Guns n‘ Roses :: Mönchengladbach, Hockeypark

Axl Rose könnte ein glücklicher Mann sein. Seit 20 Jahren macht er praktisch nur Unsinn (vom unterschätzten „Chinese Democracy“-Album abgesehen), und doch warten 17.000 Menschen im Hockeypark zu Mönchengladbach auf ihn. Die Vorfreude sieht bei Guns-N‘-Roses-Konzerten allerdings immer anders aus als bei Springsteen oder den Stones, weil sie stets mit Angst verbunden ist. „Axl war um 19 Uhr noch in Paris“, raunt einer. „Solange die Sonne scheint, geht er sowieso nicht auf die Bühne“, jemand anderes. Viele Leute tragen die Shirts von „damals“ auf, als GN’R die größte Rockband der Welt waren; nur hier sieht man noch erwachsene Typen im Schottenrock. Ungeduldig ist keiner, man kennt die Warterei ja, sie gehört dazu.

Und siehe da: Bereits um 21.45 Uhr schlurft Axl Rose auf die Bühne. Die erste halbe Stunde ist ein einziger Beweis, dass die Jahre scheinbar spurlos an ihm vorbeigegangen sind – wenn man nicht allzu genau hinsieht jedenfalls. Er singt „Welcome To The Jungle“, „It’s So Easy“, „Mr. Brownstone“ und macht immer noch diese schlängelnden Bewegungen. Gut, die Sonnenbrille hätte er auch schon vor 23 Uhr abnehmen können, aber egal. Der Hut sitzt.

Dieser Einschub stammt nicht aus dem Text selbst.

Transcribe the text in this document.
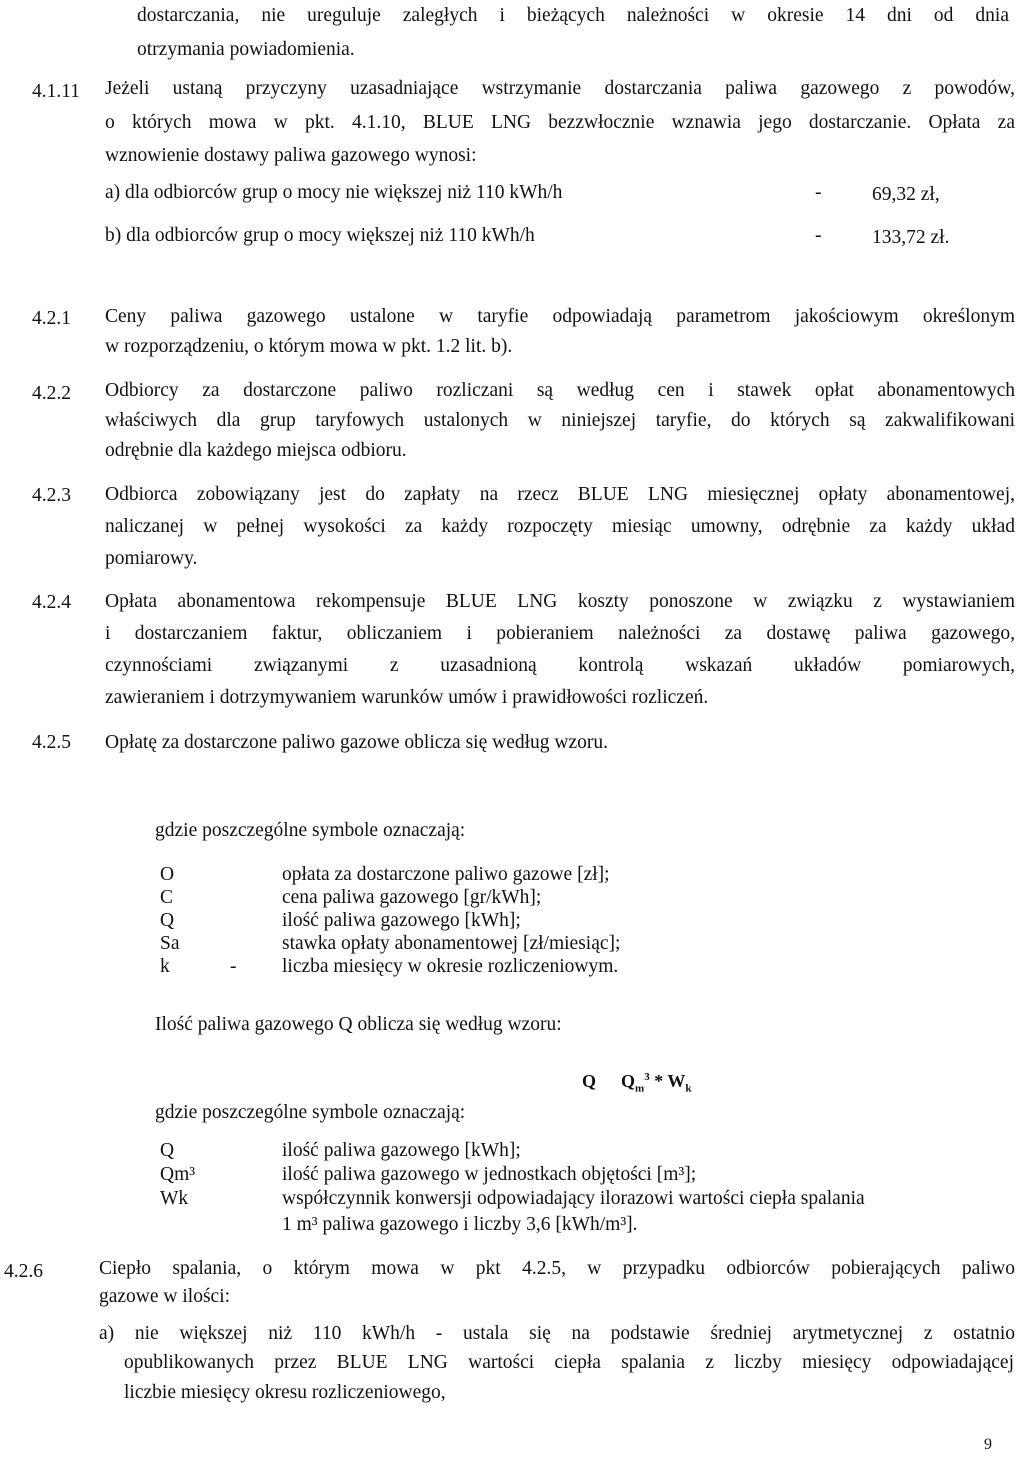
dostarczania, nie ureguluje zaległych i bieżących należności w okresie 14 dni od dnia
otrzymania powiadomienia.
4.1.11 Jeżeli ustaną przyczyny uzasadniające wstrzymanie dostarczania paliwa gazowego z powodów,
o których mowa w pkt. 4.1.10, BLUE LNG bezzwłocznie wznawia jego dostarczanie. Opłata za
wznowienie dostawy paliwa gazowego wynosi:
a) dla odbiorców grup o mocy nie większej niż 110 kWh/h	-	69,32 zł,
b) dla odbiorców grup o mocy większej niż 110 kWh/h	-	133,72 zł.
4.2.1 Ceny paliwa gazowego ustalone w taryfie odpowiadają parametrom jakościowym określonym
w rozporządzeniu, o którym mowa w pkt. 1.2 lit. b).
4.2.2 Odbiorcy za dostarczone paliwo rozliczani są według cen i stawek opłat abonamentowych
właściwych dla grup taryfowych ustalonych w niniejszej taryfie, do których są zakwalifikowani
odrębnie dla każdego miejsca odbioru.
4.2.3 Odbiorca zobowiązany jest do zapłaty na rzecz BLUE LNG miesięcznej opłaty abonamentowej,
naliczanej w pełnej wysokości za każdy rozpoczęty miesiąc umowny, odrębnie za każdy układ
pomiarowy.
4.2.4 Opłata abonamentowa rekompensuje BLUE LNG koszty ponoszone w związku z wystawianiem
i dostarczaniem faktur, obliczaniem i pobieraniem należności za dostawę paliwa gazowego,
czynnościami związanymi z uzasadnioną kontrolą wskazań układów pomiarowych,
zawieraniem i dotrzymywaniem warunków umów i prawidłowości rozliczeń.
4.2.5 Opłatę za dostarczone paliwo gazowe oblicza się według wzoru.
gdzie poszczególne symbole oznaczają:
O	opłata za dostarczone paliwo gazowe [zł];
C	cena paliwa gazowego [gr/kWh];
Q	ilość paliwa gazowego [kWh];
Sa	stawka opłaty abonamentowej [zł/miesiąc];
k	- liczba miesięcy w okresie rozliczeniowym.
Ilość paliwa gazowego Q oblicza się według wzoru:
Q $Q_m^3 * W_k$
gdzie poszczególne symbole oznaczają:
Q	ilość paliwa gazowego [kWh];
Qm³	ilość paliwa gazowego w jednostkach objętości [m³];
Wk	współczynnik konwersji odpowiadający ilorazowi wartości ciepła spalania
1 m³ paliwa gazowego i liczby 3,6 [kWh/m³].
4.2.6	Ciepło spalania, o którym mowa w pkt 4.2.5, w przypadku odbiorców pobierających paliwo
gazowe w ilości:
a) nie większej niż 110 kWh/h - ustala się na podstawie średniej arytmetycznej z ostatnio
opublikowanych przez BLUE LNG wartości ciepła spalania z liczby miesięcy odpowiadającej
liczbie miesięcy okresu rozliczeniowego,
9
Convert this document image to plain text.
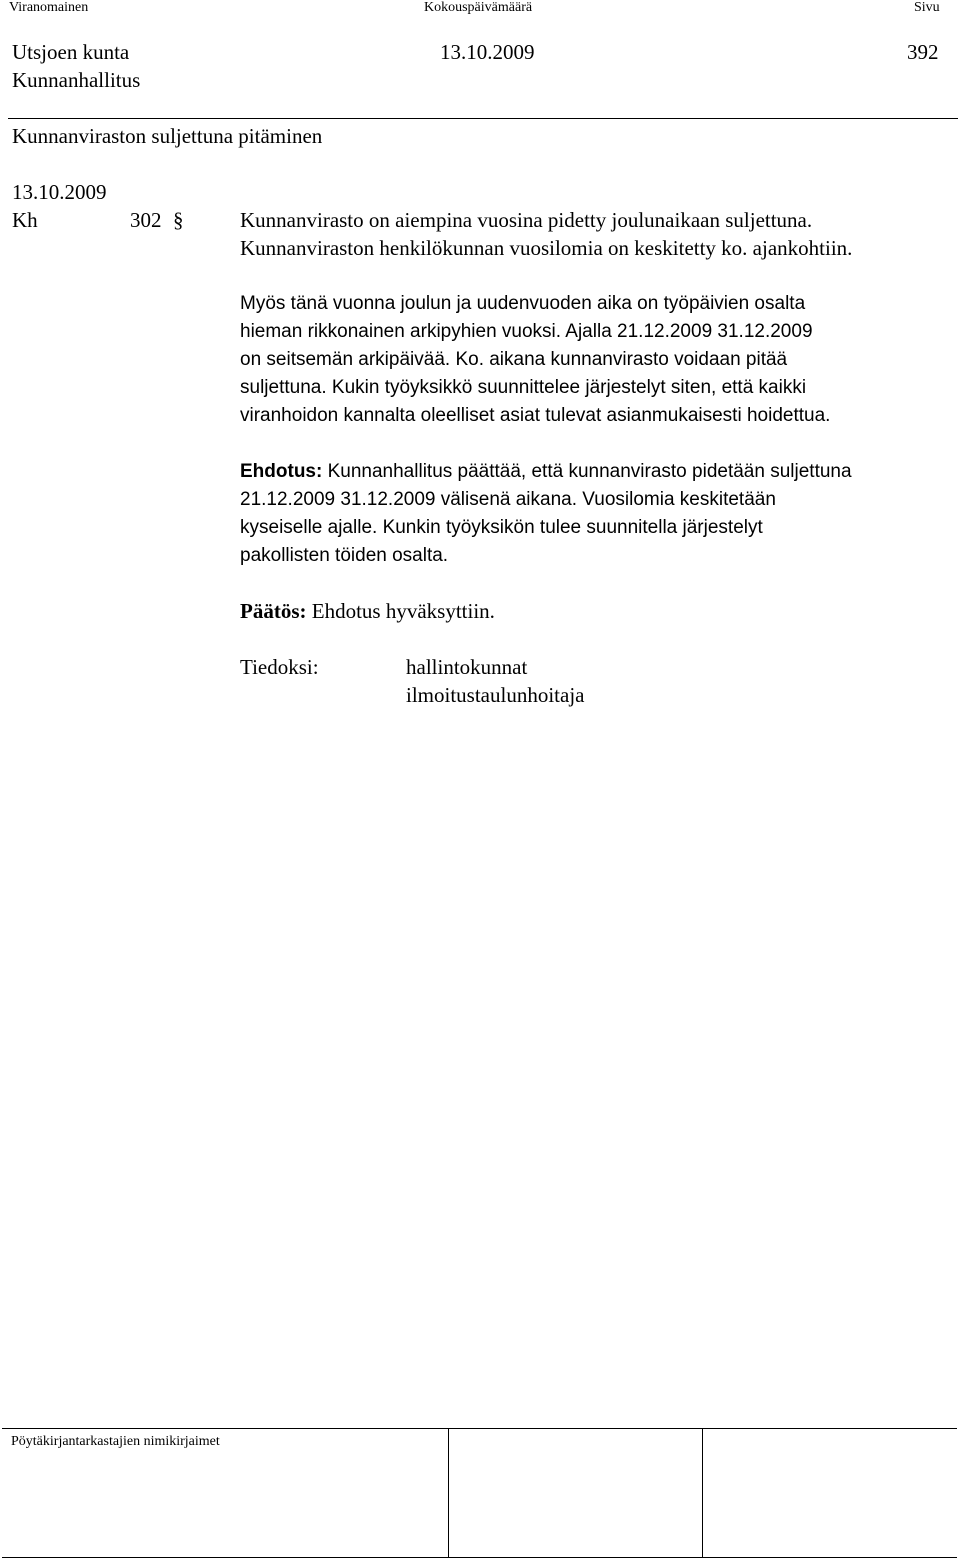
Viranomainen	Kokouspäivämäärä	Sivu
Utsjoen kunta
Kunnanhallitus
13.10.2009	392
Kunnanviraston suljettuna pitäminen
13.10.2009
Kh	302 §	Kunnanvirasto on aiempina vuosina pidetty joulunaikaan suljettuna.
Kunnanviraston henkilökunnan vuosilomia on keskitetty ko. ajankohtiin.

Myös tänä vuonna joulun ja uudenvuoden aika on työpäivien osalta

hieman rikkonainen arkipyhien vuoksi. Ajalla 21.12.2009 31.12.2009

on seitsemän arkipäivää. Ko. aikana kunnanvirasto voidaan pitää

suljettuna. Kukin työyksikkö suunnittelee järjestelyt siten, että kaikki

viranhoidon kannalta oleelliset asiat tulevat asianmukaisesti hoidettua.

Ehdotus: Kunnanhallitus päättää, että kunnanvirasto pidetään suljettuna

21.12.2009 31.12.2009 välisenä aikana. Vuosilomia keskitetään

kyseiselle ajalle. Kunkin työyksikön tulee suunnitella järjestelyt

pakollisten töiden osalta.

Päätös: Ehdotus hyväksyttiin.
Tiedoksi:	hallintokunnat
ilmoitustaulunhoitaja
Pöytäkirjantarkastajien nimikirjaimet
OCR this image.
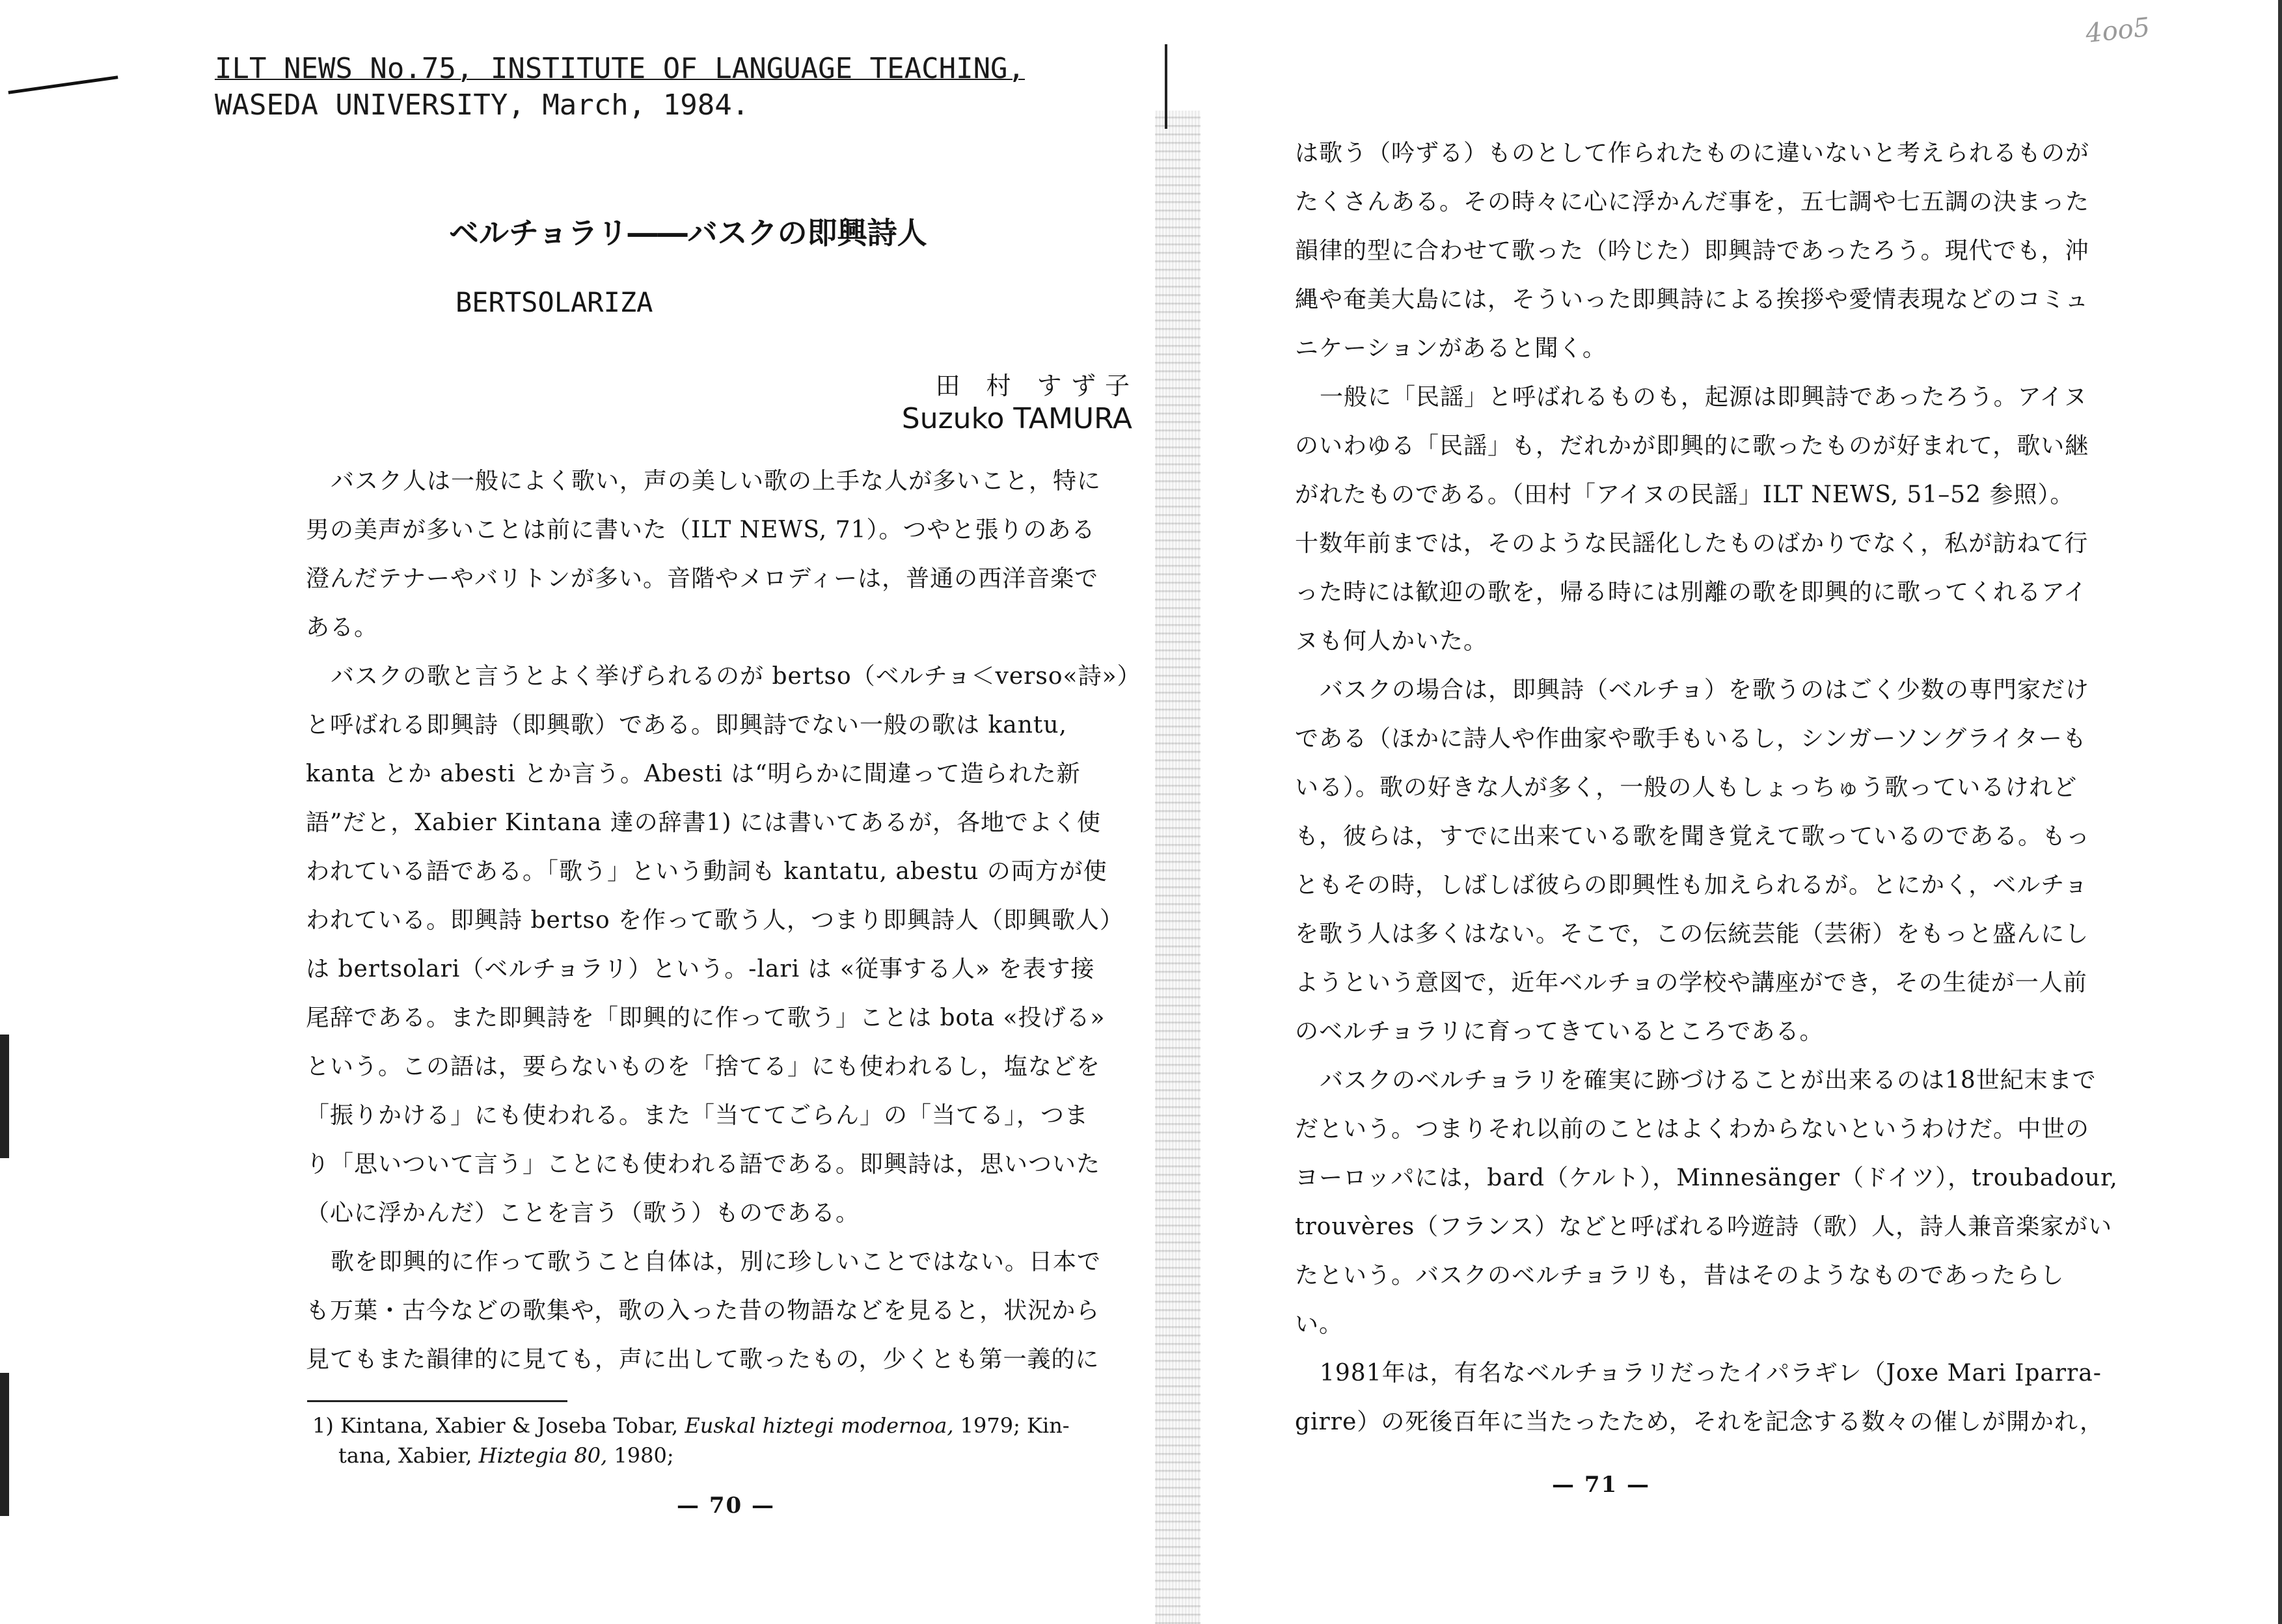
ILT NEWS No.75, INSTITUTE OF LANGUAGE TEACHING,
WASEDA UNIVERSITY, March, 1984.
ベルチョラリ――バスクの即興詩人
BERTSOLARIZA
田 村 すず子
Suzuko TAMURA
バスク人は一般によく歌い，声の美しい歌の上手な人が多いこと，特に
男の美声が多いことは前に書いた（ILT NEWS, 71）。つやと張りのある
澄んだテナーやバリトンが多い。音階やメロディーは，普通の西洋音楽で
ある。
バスクの歌と言うとよく挙げられるのが bertso（ベルチョ＜verso«詩»）
と呼ばれる即興詩（即興歌）である。即興詩でない一般の歌は kantu,
kanta とか abesti とか言う。Abesti は“明らかに間違って造られた新
語”だと，Xabier Kintana 達の辞書1) には書いてあるが，各地でよく使
われている語である。「歌う」という動詞も kantatu, abestu の両方が使
われている。即興詩 bertso を作って歌う人，つまり即興詩人（即興歌人）
は bertsolari（ベルチョラリ）という。-lari は «従事する人» を表す接
尾辞である。また即興詩を「即興的に作って歌う」ことは bota «投げる»
という。この語は，要らないものを「捨てる」にも使われるし，塩などを
「振りかける」にも使われる。また「当ててごらん」の「当てる」，つま
り「思いついて言う」ことにも使われる語である。即興詩は，思いついた
（心に浮かんだ）ことを言う（歌う）ものである。
歌を即興的に作って歌うこと自体は，別に珍しいことではない。日本で
も万葉・古今などの歌集や，歌の入った昔の物語などを見ると，状況から
見てもまた韻律的に見ても，声に出して歌ったもの，少くとも第一義的に
1) Kintana, Xabier & Joseba Tobar, Euskal hiztegi modernoa, 1979; Kin-
tana, Xabier, Hiztegia 80, 1980;
— 70 —
4oo5
は歌う（吟ずる）ものとして作られたものに違いないと考えられるものが
たくさんある。その時々に心に浮かんだ事を，五七調や七五調の決まった
韻律的型に合わせて歌った（吟じた）即興詩であったろう。現代でも，沖
縄や奄美大島には，そういった即興詩による挨拶や愛情表現などのコミュ
ニケーションがあると聞く。
一般に「民謡」と呼ばれるものも，起源は即興詩であったろう。アイヌ
のいわゆる「民謡」も，だれかが即興的に歌ったものが好まれて，歌い継
がれたものである。（田村「アイヌの民謡」ILT NEWS, 51–52 参照）。
十数年前までは，そのような民謡化したものばかりでなく，私が訪ねて行
った時には歓迎の歌を，帰る時には別離の歌を即興的に歌ってくれるアイ
ヌも何人かいた。
バスクの場合は，即興詩（ベルチョ）を歌うのはごく少数の専門家だけ
である（ほかに詩人や作曲家や歌手もいるし，シンガーソングライターも
いる）。歌の好きな人が多く，一般の人もしょっちゅう歌っているけれど
も，彼らは，すでに出来ている歌を聞き覚えて歌っているのである。もっ
ともその時，しばしば彼らの即興性も加えられるが。とにかく，ベルチョ
を歌う人は多くはない。そこで，この伝統芸能（芸術）をもっと盛んにし
ようという意図で，近年ベルチョの学校や講座ができ，その生徒が一人前
のベルチョラリに育ってきているところである。
バスクのベルチョラリを確実に跡づけることが出来るのは18世紀末まで
だという。つまりそれ以前のことはよくわからないというわけだ。中世の
ヨーロッパには，bard（ケルト），Minnesänger（ドイツ），troubadour,
trouvères（フランス）などと呼ばれる吟遊詩（歌）人，詩人兼音楽家がい
たという。バスクのベルチョラリも，昔はそのようなものであったらし
い。
1981年は，有名なベルチョラリだったイパラギレ（Joxe Mari Iparra-
girre）の死後百年に当たったため，それを記念する数々の催しが開かれ，
— 71 —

Es werden, dem 25. Jubiläum zum Trotz, keine reinen „Appetite For Destruction“-Festspiele. Je sieben Songs davon und von den „Use Your Illusion“-Alben, dazu immerhin sechs von „Chinese Democracy“ (das ja auch schon wieder fast vier Jahre alt ist) – die Setlist ist makellos, und wenn Axl Rose mit seiner meckernden Stimme Dramen wie „Estranged“ singt, geht einem das immer noch durch Mark und Bein. Doch der Unbelehrbare begeht wieder den gleichen Fehler wie bei seinem letzten Deutschlandkonzert, 2006 bei „Rock am Ring“: Alle Musiker dürfen endlose Soli spielen, Bassist Tommy Stinson und Gitarrist Bumblefoot (sag noch einer etwas gegen den Namen Slash!) sogar stumpfe Songs singen. Rose braucht vielleicht die Zeit zum Luftholen, die Dynamik des Abends stören die Einlagen allerdings sehr – mehr als der Texthänger bei „You Could Be Mine“ oder manche dann doch etwas schrille Zeile.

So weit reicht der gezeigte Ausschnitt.